This gig is not as simple as you think. Every week, my task is simple but somewhat daunting: I need to write a few words - hopefully in a manner that is entertaining and relevant - about University of Texas athletics in general, and UT football in particular. Ideally, my Wednesday column is enlightening, thoughtful, creative and funny.
The hardest part - just like your 7th grade English teacher told you - is what you encounter at the beginning of the process: a piece of blank 8 1/2-by-11 inch sheet of paper dangling from the end of your Royal typewriter. What, you thought I did all of this on a computer?
And as it pertains to UT, finding something fresh to write about is sometimes difficult. There's plenty of subject matter, of course: recruiting, Mack Brown is too soft, UT has lost another recruit, why can't Texas find a quarterback, recruiting, where's the Longhorn Network, Aggies suck, recruiting, etc. There are some weeks when a subject has already been beaten to death on message boards, blogs, twitter, et.al., and simply finding a topic is an almost impossible task.
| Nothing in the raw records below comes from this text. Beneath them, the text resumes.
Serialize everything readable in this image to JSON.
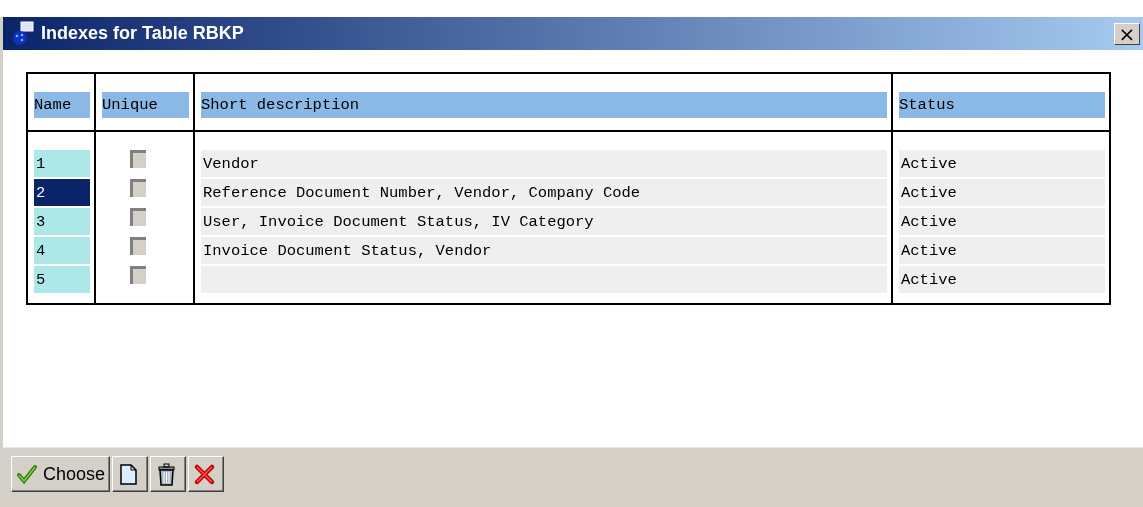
{
  "window": {
    "title": "Indexes for Table RBKP",
    "close": "×"
  },
  "table": {
    "columns": [
      "Name",
      "Unique",
      "Short description",
      "Status"
    ],
    "rows": [
      {
        "name": "1",
        "unique": false,
        "description": "Vendor",
        "status": "Active",
        "selected": false
      },
      {
        "name": "2",
        "unique": false,
        "description": "Reference Document Number, Vendor, Company Code",
        "status": "Active",
        "selected": true
      },
      {
        "name": "3",
        "unique": false,
        "description": "User, Invoice Document Status, IV Category",
        "status": "Active",
        "selected": false
      },
      {
        "name": "4",
        "unique": false,
        "description": "Invoice Document Status, Vendor",
        "status": "Active",
        "selected": false
      },
      {
        "name": "5",
        "unique": false,
        "description": "",
        "status": "Active",
        "selected": false
      }
    ]
  },
  "buttons": [
    {
      "kind": "choose",
      "label": "Choose"
    },
    {
      "kind": "new"
    },
    {
      "kind": "delete"
    },
    {
      "kind": "cancel"
    }
  ]
}
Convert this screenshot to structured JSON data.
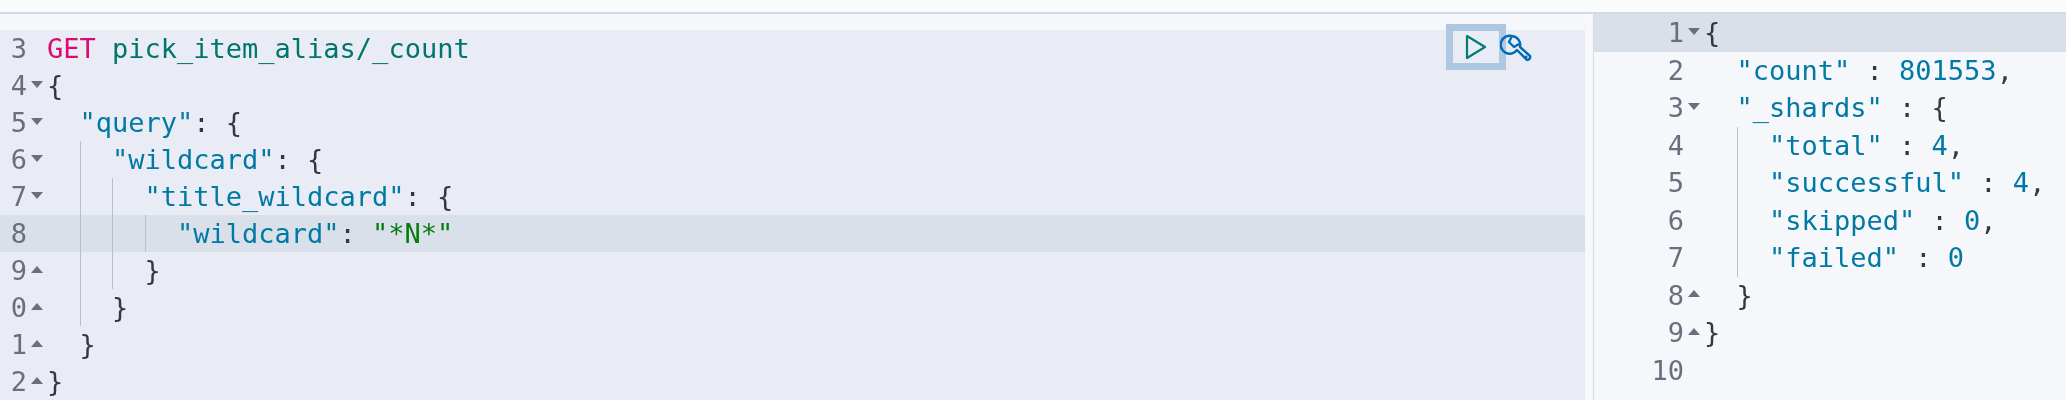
{
  "request_editor": {
    "lines": [
      {
        "number": "3",
        "active": false,
        "kind": "plain",
        "tokens": [
          {
            "kind": "method",
            "text": "GET"
          },
          {
            "kind": "url",
            "text": " pick_item_alias/_count"
          }
        ]
      },
      {
        "number": "4",
        "active": false,
        "kind": "open",
        "tokens": [
          {
            "kind": "punct",
            "text": "{"
          }
        ]
      },
      {
        "number": "5",
        "active": false,
        "kind": "open",
        "tokens": [
          {
            "kind": "key",
            "text": "  \"query\""
          },
          {
            "kind": "punct",
            "text": ": {"
          }
        ]
      },
      {
        "number": "6",
        "active": false,
        "kind": "open",
        "tokens": [
          {
            "kind": "key",
            "text": "    \"wildcard\""
          },
          {
            "kind": "punct",
            "text": ": {"
          }
        ]
      },
      {
        "number": "7",
        "active": false,
        "kind": "open",
        "tokens": [
          {
            "kind": "key",
            "text": "      \"title_wildcard\""
          },
          {
            "kind": "punct",
            "text": ": {"
          }
        ]
      },
      {
        "number": "8",
        "active": true,
        "kind": "plain",
        "tokens": [
          {
            "kind": "key",
            "text": "        \"wildcard\""
          },
          {
            "kind": "punct",
            "text": ": "
          },
          {
            "kind": "string",
            "text": "\"*N*\""
          }
        ]
      },
      {
        "number": "9",
        "active": false,
        "kind": "close",
        "tokens": [
          {
            "kind": "punct",
            "text": "      }"
          }
        ]
      },
      {
        "number": "0",
        "active": false,
        "kind": "close",
        "tokens": [
          {
            "kind": "punct",
            "text": "    }"
          }
        ]
      },
      {
        "number": "1",
        "active": false,
        "kind": "close",
        "tokens": [
          {
            "kind": "punct",
            "text": "  }"
          }
        ]
      },
      {
        "number": "2",
        "active": false,
        "kind": "close",
        "tokens": [
          {
            "kind": "punct",
            "text": "}"
          }
        ]
      }
    ]
  },
  "response_viewer": {
    "lines": [
      {
        "number": "1",
        "active": true,
        "kind": "open",
        "tokens": [
          {
            "kind": "punct",
            "text": "{"
          }
        ]
      },
      {
        "number": "2",
        "active": false,
        "kind": "plain",
        "tokens": [
          {
            "kind": "key",
            "text": "  \"count\""
          },
          {
            "kind": "punct",
            "text": " : "
          },
          {
            "kind": "number",
            "text": "801553"
          },
          {
            "kind": "punct",
            "text": ","
          }
        ]
      },
      {
        "number": "3",
        "active": false,
        "kind": "open",
        "tokens": [
          {
            "kind": "key",
            "text": "  \"_shards\""
          },
          {
            "kind": "punct",
            "text": " : {"
          }
        ]
      },
      {
        "number": "4",
        "active": false,
        "kind": "plain",
        "tokens": [
          {
            "kind": "key",
            "text": "    \"total\""
          },
          {
            "kind": "punct",
            "text": " : "
          },
          {
            "kind": "number",
            "text": "4"
          },
          {
            "kind": "punct",
            "text": ","
          }
        ]
      },
      {
        "number": "5",
        "active": false,
        "kind": "plain",
        "tokens": [
          {
            "kind": "key",
            "text": "    \"successful\""
          },
          {
            "kind": "punct",
            "text": " : "
          },
          {
            "kind": "number",
            "text": "4"
          },
          {
            "kind": "punct",
            "text": ","
          }
        ]
      },
      {
        "number": "6",
        "active": false,
        "kind": "plain",
        "tokens": [
          {
            "kind": "key",
            "text": "    \"skipped\""
          },
          {
            "kind": "punct",
            "text": " : "
          },
          {
            "kind": "number",
            "text": "0"
          },
          {
            "kind": "punct",
            "text": ","
          }
        ]
      },
      {
        "number": "7",
        "active": false,
        "kind": "plain",
        "tokens": [
          {
            "kind": "key",
            "text": "    \"failed\""
          },
          {
            "kind": "punct",
            "text": " : "
          },
          {
            "kind": "number",
            "text": "0"
          }
        ]
      },
      {
        "number": "8",
        "active": false,
        "kind": "close",
        "tokens": [
          {
            "kind": "punct",
            "text": "  }"
          }
        ]
      },
      {
        "number": "9",
        "active": false,
        "kind": "close",
        "tokens": [
          {
            "kind": "punct",
            "text": "}"
          }
        ]
      },
      {
        "number": "10",
        "active": false,
        "kind": "plain"
      }
    ]
  }
}
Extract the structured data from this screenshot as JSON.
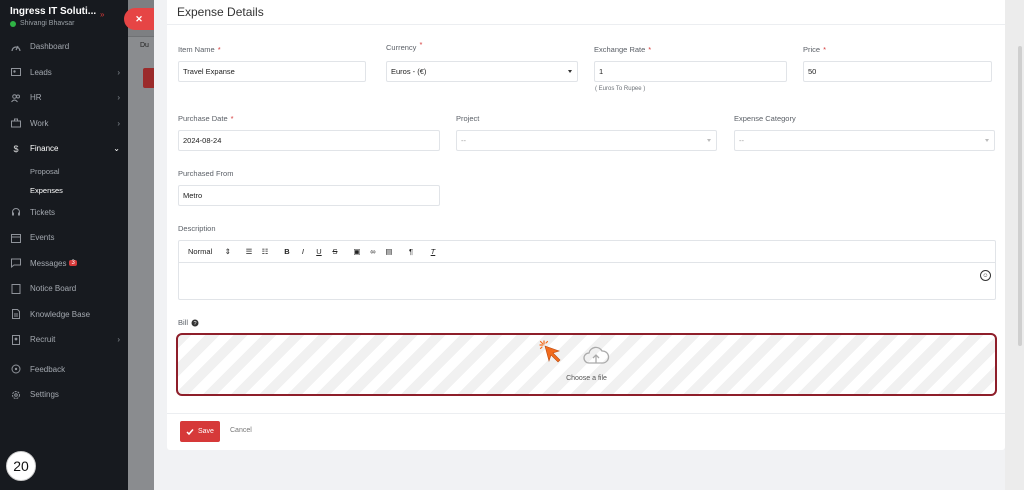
{
  "sidebar": {
    "company": "Ingress IT Soluti...",
    "user": "Shivangi Bhavsar",
    "items": [
      {
        "label": "Dashboard",
        "icon": "dashboard-icon"
      },
      {
        "label": "Leads",
        "icon": "leads-icon"
      },
      {
        "label": "HR",
        "icon": "hr-icon"
      },
      {
        "label": "Work",
        "icon": "work-icon"
      },
      {
        "label": "Finance",
        "icon": "dollar-icon"
      },
      {
        "label": "Tickets",
        "icon": "headset-icon"
      },
      {
        "label": "Events",
        "icon": "calendar-icon"
      },
      {
        "label": "Messages",
        "icon": "message-icon",
        "badge": "3"
      },
      {
        "label": "Notice Board",
        "icon": "notice-icon"
      },
      {
        "label": "Knowledge Base",
        "icon": "knowledge-icon"
      },
      {
        "label": "Recruit",
        "icon": "recruit-icon"
      },
      {
        "label": "Feedback",
        "icon": "feedback-icon"
      },
      {
        "label": "Settings",
        "icon": "settings-icon"
      }
    ],
    "finance_sub": [
      "Proposal",
      "Expenses"
    ],
    "step_number": "20"
  },
  "underlay": {
    "tab_label": "Du"
  },
  "modal": {
    "title": "Expense Details",
    "item_name": {
      "label": "Item Name",
      "value": "Travel Expanse"
    },
    "currency": {
      "label": "Currency",
      "value": "Euros - (€)"
    },
    "exchange_rate": {
      "label": "Exchange Rate",
      "value": "1",
      "hint": "( Euros To Rupee )"
    },
    "price": {
      "label": "Price",
      "value": "50"
    },
    "purchase_date": {
      "label": "Purchase Date",
      "value": "2024-08-24"
    },
    "project": {
      "label": "Project",
      "value": "--"
    },
    "expense_category": {
      "label": "Expense Category",
      "value": "--"
    },
    "purchased_from": {
      "label": "Purchased From",
      "value": "Metro"
    },
    "description": {
      "label": "Description",
      "format_value": "Normal"
    },
    "bill": {
      "label": "Bill",
      "dropzone_text": "Choose a file"
    },
    "save_label": "Save",
    "cancel_label": "Cancel"
  },
  "colors": {
    "accent": "#d63939",
    "sidebar_bg": "#171a1f",
    "dropzone_border": "#8e1e2a"
  }
}
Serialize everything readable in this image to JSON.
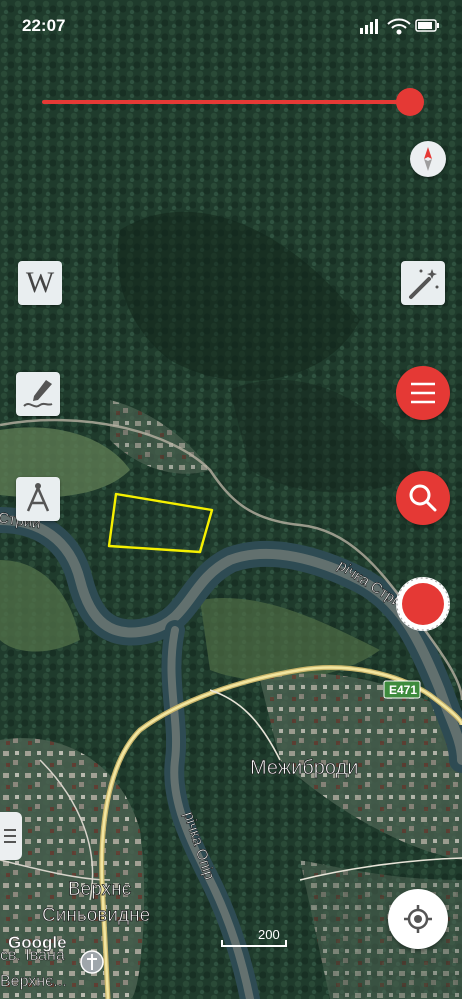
{
  "status_bar": {
    "time": "22:07"
  },
  "map": {
    "labels": {
      "river_stryi": "річка Стрий",
      "river_opir": "річка Опір",
      "village_mezhybrody": "Межиброди",
      "village_verkhne_line1": "Верхнє",
      "village_verkhne_line2": "Синьовидне",
      "church_line1": "св. Івана",
      "church_line2": "Верхнє...",
      "stryi_edge": "Стрий",
      "road_badge": "E471",
      "google_logo": "Google",
      "scale_value": "200"
    },
    "highlight_color": "#f5f000"
  },
  "controls": {
    "slider_level": 1.0,
    "slider_color": "#e53935",
    "accent_color": "#e53935",
    "wikipedia_button": "W",
    "icons": [
      "compass-icon",
      "magic-wand-icon",
      "menu-icon",
      "search-icon",
      "record-icon",
      "drawing-icon",
      "measure-compass-icon",
      "my-location-icon",
      "side-menu-icon"
    ]
  }
}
And then there are magical weeks when a topic simply falls into your lap: the Browns draft a quarterback in the first round (hello, Colt McCoy column), Ricky Williams retires, Vince Young is cut from another team.
And then there's this: Stonie Clark is selling tea cakes.
Inside Texas' own Sammy Gilford provided this bit of information this week, in the form of an email with the subject line, "say it ain't so!" Gilford sent the rest of us on the staff an email that simply included a link to Mr. Clark's latest adventure: www.stoniesteacakes.com.
Stonie Clark, as you will undoubtedly recall, made himself famous by stopping OU's James Allen at the one yard-line in 1994. At 6-1 and about 350 pounds, Mr. Clark was more than capable of "stoning" someone at the one year-line, and that's exactly what he did in blasting Allen down with less than a minute to go in the Cotton Bowl. Did he ever make another big play while playing for the Longhorns? Who knows? Who cares? That one play was certainly worth more than a four-year scholarship, that's for sure.
And now the big, nasty, violent Mr. Clark has embarked on his tea cakes career.
Go to the web site and there is Stonie at the top of the page, looking like he weighs considerably less than he did while wearing number 55 for the Longhorns, sitting fireside with a perfectly-aligned bow-tie around his neck, a saucer of tea cakes sitting on a nearby table along with what appears to be a tea set. There is also a picture of his grandma, from whom Clark has managed to "borrow" the tea cake recipe without the concern of litigation.
The web site is well-designed and user friendly. You can order your tea cakes by phone, or you can order them online and have them delivered to your front door. Clark has smartly included testimonials from those fortunate souls lucky enough to have placed his cookies into their mouths: "Stonies Tea Cakes were just delivered to my house. OMG. If you haven't tried them, run don't walk to get some. Way to go Stonie, you have a delicious product."
The web site includes biographical information on Clark's upbringing in Gladewater, and describes how he spent a year perfecting his grandmother's Southern Tea Cake recipe before starting his own tea cake company after "seeing a void in the market for light, freshly baked treats that contained less sugar than anything being offered."
Stonie also shares on the web site the story of how his own cultural history played a role in his tea cake venture. He vividly describes the white ceramic cookie jar that held his grandmother's tea cakes. He writes that they were baked "with love" for the people she loved. He writes of being inspired when, upon tasting one of Stonie's tea cakes, his grandmother said, "They are almost as good as mine!"
He also writes of dreams, many of which he has already lived. Certainly the play he made on the one yard-line on the Longhorn end of the Cotton Bowl, was a dream that came true. The tea cakes company, well, that could accurately be called an "unexpected dream" for Clark.
"I have dreamed big dreams all of my life, and baking for a living was never one of them," Clark writes. "I have dreamed of being a role model and mentor in my community. Dreamed of a way to bring just a little happiness to each and everyone's life and being the kind of young man my parents and grandparents could be proud of."
I hear that Texas has had some recruiting bumps recently. Some key football players are injured, and others have decided they don't want to play anymore. The Longhorns are looking for offensive linemen, and they could sure use a kicker. The baseball team didn't make the playoffs. Kevin Durant is the best basketball player in UT hoops history, and whoever is second is a very distant second. Maybe I'll write about some of that stuff next week.
This week, though, this week I choose to write about Stonie Clark's tea cakes. Appreciate that play you made on Allen, Stonie, and I can't wait to try a tea cake. Keep dreaming.